Because of that massive deficit explosion, the Medicaid work requirements policy become frustratingly, unbelievably pointless. Even getting rid of Medicaid entirely would not pay for the unimaginable increase in our deficit that this same bill imposes, and that is what makes the bill so self-destructive and defeatist. In exchange for painful and deadly cuts to health insurance for millions of Americans, we get…basically nothing. The cuts will barely pay for any of the deficit increase, and their impact will only wane with time as yearly interest payments on our debt rise. Based on current projections of disenrollment, the work requirements will “save” the government the fiscally paltry sum of $109 billion over the next decade, around 4% of what the tax cuts will take from the government’s budget. The number is so small that it won’t even pay for the borrowing this bill sets aside for increased funding of Homeland Security.
And as I demonstrated earlier, the supposed benefits of this policy have proven time and again, in both theoretical economic research and empirially tested real-life examples, to be phantoms. Every argument for the economic benefits of the Medicaid work requirements relies on false premises and imaginary conclusions—it won’t boost employment, it won’t resolve fraud, and it will actually increase bureaucratic inefficiency within the Department of Health and Human Services.

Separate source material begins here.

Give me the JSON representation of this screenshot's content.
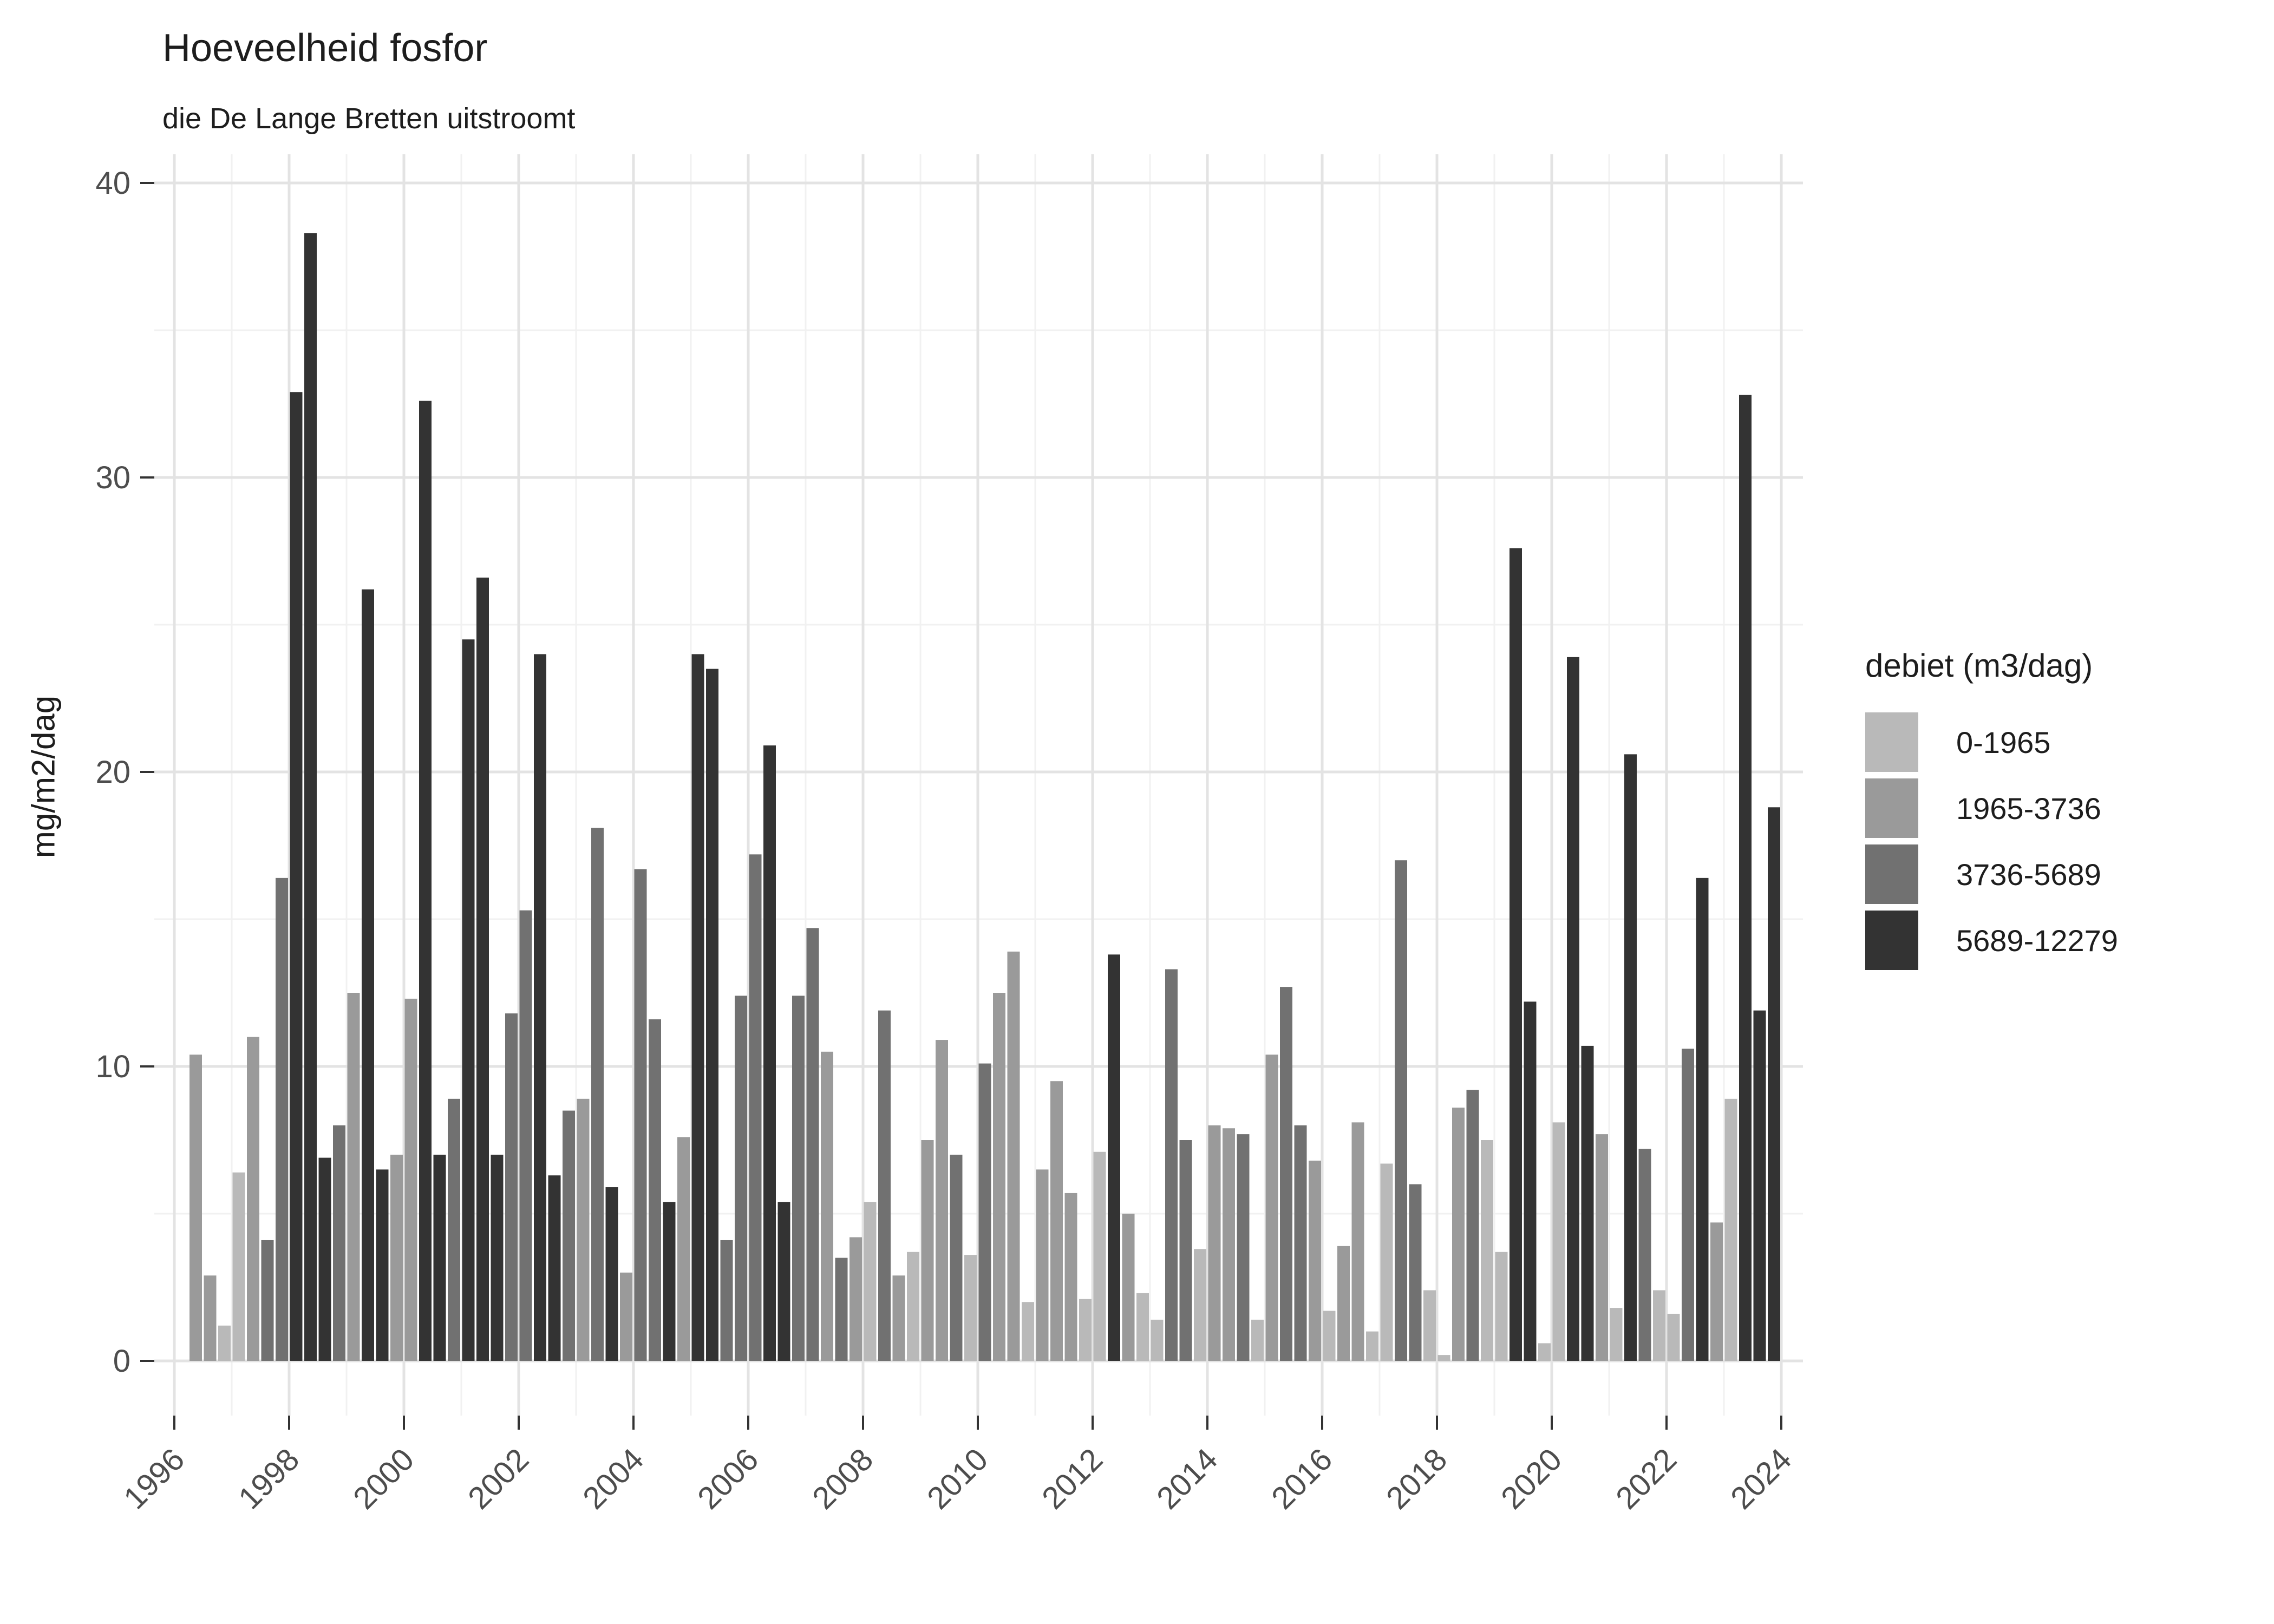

If Republicans are interested in increasing employment, perhaps they should consult the history of policies which have actually succeeded in improving labor supply, like federal infrastructure spending, tax credits for construction, and, well, not gutting higher education. If they are interested in reducing fraud, perhaps they should focus on reforming the government’s administrative capacity to track and prevent misuse of its funds, meaning resourcing the outgunned IRS, among other agencies. If they are interested in genuinely reforming Medicaid to facilitate pathways back to employment for its recipients, they should embed job-training and child-care initiatives within the system, a reform which might actually be very helpful.
But even a focus on a program like that belies the real problems here. It is not economically sound for Republicans to pretend that employment is a major challenge faced by our economy—as of May, the unemployment rate in the U.S. sits at a health, efficient, and reasonable 4.2%. Our economy is fine (at least in this way); our healthcare system is not. The primary challenge facing the able-bodied and work-age Medicaid population in this country is not finding good and lasting jobs; it is finding good and lasting health insurance.